Frente a esta tendencia de surgimiento de alianzas entre empresas multinacionales que buscan compartir riesgos de apertura de nuevos mercados en un ambiente de globalidad, los gobiernos están siendo llamados para promover estas colaboraciones competitivas cuidando que no dañen la competencia y a los consumidores. Los inversionistas capitalistas toman en consideración los riesgos que tienen sus inversiones en los diferentes países para exigir bonos de utilidades que les garanticen el máximo retorno. Las alianzas dan origen a nuevos problemas por el gran número de nuevas relaciones que significan casi siempre, más conflictos de interés, a veces difíciles de manejar, como por ejemplo, en el establecimiento de los estándares.

Por lo tanto, las alianzas se han convertido en la estrategia de los nuevos modelos de negocios contemporáneos (globales) para que las empresas alcancen y mantengan una posición competitiva en la globalización de la economía y los mercados mediante la validación de los socios y los clientes. Las industrias globales son aquéllas en las cuales la posición competitiva de la empresa en un país es significativamente influida por su posición en otros países, según Porter (1986), por lo que la competencia en las industrias globales requiere de la integración de las actividades comerciales sobre una base mundial más que de mercados separados. Al decir de Patras (2001d) la competencia “en términos capitalistas está mediatizada, influenciada y dirigida por los Estados”.

La competencia horizontal entre regiones para atraer empresas puede compensar la competencia vertical entre los niveles de gobierno para extraerlas de las mismas compañías. En este sentido, la cadena de mercancías global se ofrece como un medio para entender la producción como un conjunto de procesos dinámicos entre empresas, más que como propiedades estáticas de las naciones.

Son por lo tanto, más típicas de los sistemas mundiales y formas similares de las teorías del desarrollo (Appelbaum and Henderson) Las estrategias de desarrollo empresarial tienden a orientar la producción hacia los sectores que tienen ventajas competitivas y un mayor valor agregado para insertar eficazmente la economía local y regional en los flujos de los mercados internacionales. Los Estados nacionales todavía juegan un papel importante en la promoción y conquista de los mercados internacionales y en la protección del mercado interno.

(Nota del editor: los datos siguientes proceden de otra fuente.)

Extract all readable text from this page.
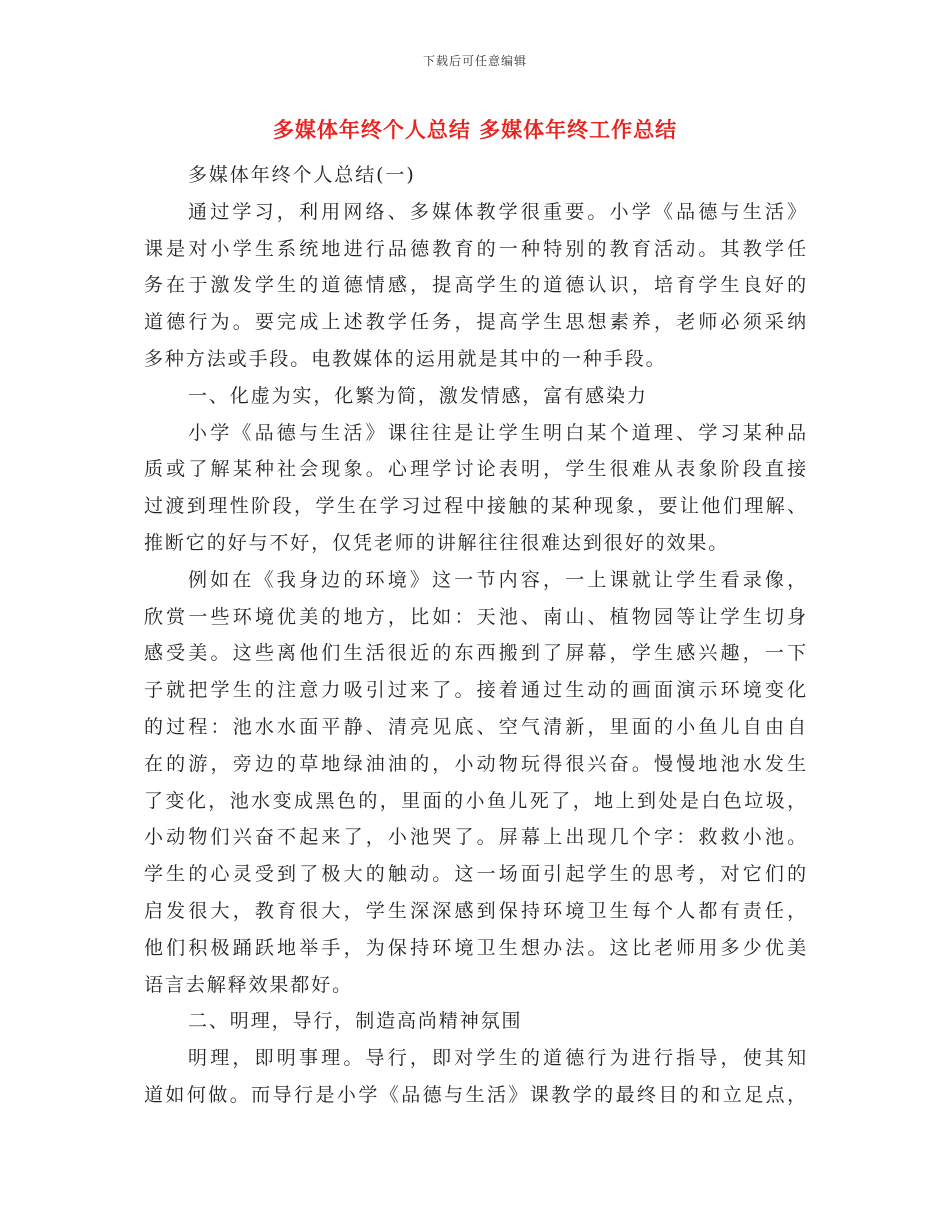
下载后可任意编辑
多媒体年终个人总结 多媒体年终工作总结
多媒体年终个人总结(一)
通过学习，利用网络、多媒体教学很重要。小学《品德与生活》
课是对小学生系统地进行品德教育的一种特别的教育活动。其教学任
务在于激发学生的道德情感，提高学生的道德认识，培育学生良好的
道德行为。要完成上述教学任务，提高学生思想素养，老师必须采纳
多种方法或手段。电教媒体的运用就是其中的一种手段。
一、化虚为实，化繁为简，激发情感，富有感染力
小学《品德与生活》课往往是让学生明白某个道理、学习某种品
质或了解某种社会现象。心理学讨论表明，学生很难从表象阶段直接
过渡到理性阶段，学生在学习过程中接触的某种现象，要让他们理解、
推断它的好与不好，仅凭老师的讲解往往很难达到很好的效果。
例如在《我身边的环境》这一节内容，一上课就让学生看录像，
欣赏一些环境优美的地方，比如：天池、南山、植物园等让学生切身
感受美。这些离他们生活很近的东西搬到了屏幕，学生感兴趣，一下
子就把学生的注意力吸引过来了。接着通过生动的画面演示环境变化
的过程：池水水面平静、清亮见底、空气清新，里面的小鱼儿自由自
在的游，旁边的草地绿油油的，小动物玩得很兴奋。慢慢地池水发生
了变化，池水变成黑色的，里面的小鱼儿死了，地上到处是白色垃圾，
小动物们兴奋不起来了，小池哭了。屏幕上出现几个字：救救小池。
学生的心灵受到了极大的触动。这一场面引起学生的思考，对它们的
启发很大，教育很大，学生深深感到保持环境卫生每个人都有责任，
他们积极踊跃地举手，为保持环境卫生想办法。这比老师用多少优美
语言去解释效果都好。
二、明理，导行，制造高尚精神氛围
明理，即明事理。导行，即对学生的道德行为进行指导，使其知
道如何做。而导行是小学《品德与生活》课教学的最终目的和立足点，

En este medio ambiente altamente competitivo, estas fuerzas pueden influir en las formas en las cuales los recursos inimitables de las corporaciones y sus competidores son definidos y evaluados, a nivel micro. La cooperación entre competidores en un mismo mercado puede tener efectos restrictivos debido a políticas regulatorias. Las organizaciones son orientadas por exigencias de una mayor competitividad, eficiencia, calidad y productividad. La competencia entre las empresas de los diferentes Estados-nación, se centra más en la calidad que en los costos. Las diferencias de las políticas nacionales y los medios ambientes institucionales en cada Estado-nación impactan a las organizaciones de varias maneras y difícilmente pueden transferirse las experiencias de un medio ambiente a otro.

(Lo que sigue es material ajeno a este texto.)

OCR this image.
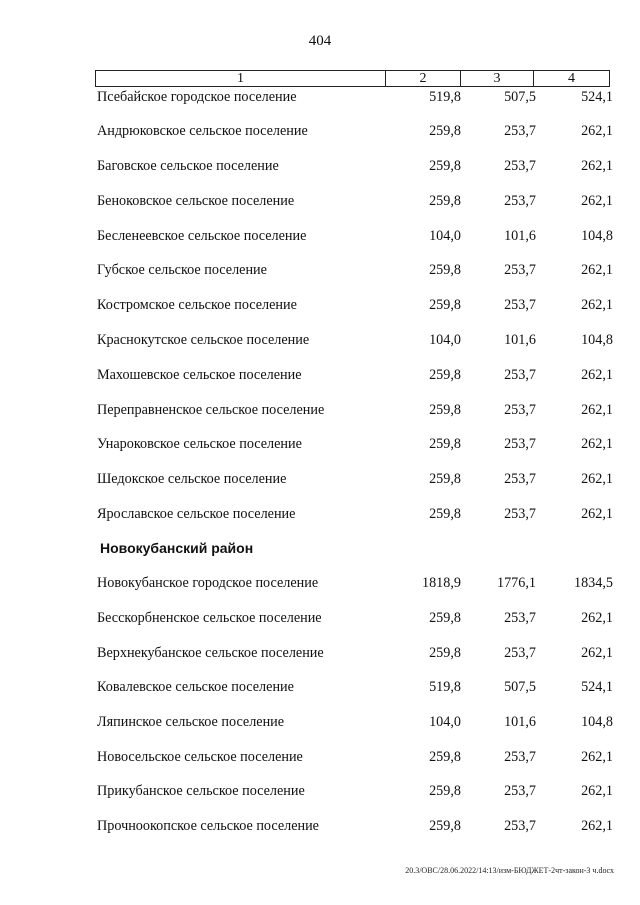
404
1	2	3	4
Псебайское городское поселение	519,8	507,5	524,1
Андрюковское сельское поселение	259,8	253,7	262,1
Баговское сельское поселение	259,8	253,7	262,1
Беноковское сельское поселение	259,8	253,7	262,1
Бесленеевское сельское поселение	104,0	101,6	104,8
Губское сельское поселение	259,8	253,7	262,1
Костромское сельское поселение	259,8	253,7	262,1
Краснокутское сельское поселение	104,0	101,6	104,8
Махошевское сельское поселение	259,8	253,7	262,1
Переправненское сельское поселение	259,8	253,7	262,1
Унароковское сельское поселение	259,8	253,7	262,1
Шедокское сельское поселение	259,8	253,7	262,1
Ярославское сельское поселение	259,8	253,7	262,1
Новокубанский район
Новокубанское городское поселение	1818,9	1776,1	1834,5
Бесскорбненское сельское поселение	259,8	253,7	262,1
Верхнекубанское сельское поселение	259,8	253,7	262,1
Ковалевское сельское поселение	519,8	507,5	524,1
Ляпинское сельское поселение	104,0	101,6	104,8
Новосельское сельское поселение	259,8	253,7	262,1
Прикубанское сельское поселение	259,8	253,7	262,1
Прочноокопское сельское поселение	259,8	253,7	262,1
20.3/ОВС/28.06.2022/14:13/изм-БЮДЖЕТ-2чт-закон-3 ч.docx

Sin embargo, la competencia económica internacional no afecta directamente todas las áreas de las políticas públicas, a pesar de que la competencia económica es una preocupación de los que formulan las políticas públicas. En la medida que aumenta la competencia económica en el nuevo orden mundial, los intereses hegemónicos de las grandes corporaciones tienen como alternativas aceptar las políticas que emergen o desafiarlas mediante agresiones político-militares. Las diferencias de intereses de clase entre las naciones se obscurecen en categorías abstractas.

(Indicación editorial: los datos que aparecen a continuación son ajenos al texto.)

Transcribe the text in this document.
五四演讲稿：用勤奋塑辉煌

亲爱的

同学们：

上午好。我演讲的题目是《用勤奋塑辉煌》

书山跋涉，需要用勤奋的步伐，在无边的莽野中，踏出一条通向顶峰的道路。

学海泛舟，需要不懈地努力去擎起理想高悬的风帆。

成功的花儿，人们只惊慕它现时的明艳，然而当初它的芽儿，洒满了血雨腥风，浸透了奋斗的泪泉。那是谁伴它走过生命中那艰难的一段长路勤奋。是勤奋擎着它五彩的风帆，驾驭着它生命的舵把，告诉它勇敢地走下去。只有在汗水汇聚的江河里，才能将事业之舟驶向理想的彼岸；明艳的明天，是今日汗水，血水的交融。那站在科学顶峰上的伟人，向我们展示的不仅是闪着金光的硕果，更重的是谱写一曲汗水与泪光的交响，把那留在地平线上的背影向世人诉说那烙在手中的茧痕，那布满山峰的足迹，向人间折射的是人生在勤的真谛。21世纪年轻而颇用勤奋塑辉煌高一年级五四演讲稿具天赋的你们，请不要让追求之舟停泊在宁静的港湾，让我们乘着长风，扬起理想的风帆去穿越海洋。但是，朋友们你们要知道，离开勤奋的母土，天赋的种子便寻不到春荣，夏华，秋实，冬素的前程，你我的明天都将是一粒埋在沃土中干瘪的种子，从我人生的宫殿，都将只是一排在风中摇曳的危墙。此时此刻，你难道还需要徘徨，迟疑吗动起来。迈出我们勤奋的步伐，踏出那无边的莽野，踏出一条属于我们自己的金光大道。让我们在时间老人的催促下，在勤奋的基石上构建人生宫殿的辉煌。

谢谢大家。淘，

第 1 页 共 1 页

En este nuevo orden económico mundial las estrategias de desarrollo se centran más en la modernización del Estado mediante la descentralización de las funciones. La estrategia de modernización neoliberal se ha absolutizado bajo un dogma ortodoxo que no distingue diferencias de desarrollo entre los Estados nacionales. Las investigaciones de las acciones estratégicas, preferencias y actitudes de los actores de la transición política se centran más en la elección racional que en una dimensión más subjetiva. Efectivamente, los procesos de descentralización impulsados por el sistema capitalista son inherentes a su propio desarrollo en las circunstancias actuales de trasnacionalización de la economía y los mercados en donde el Estado nación, que una vez fue funcional para su expansionismo, ahora es el principal estorbo.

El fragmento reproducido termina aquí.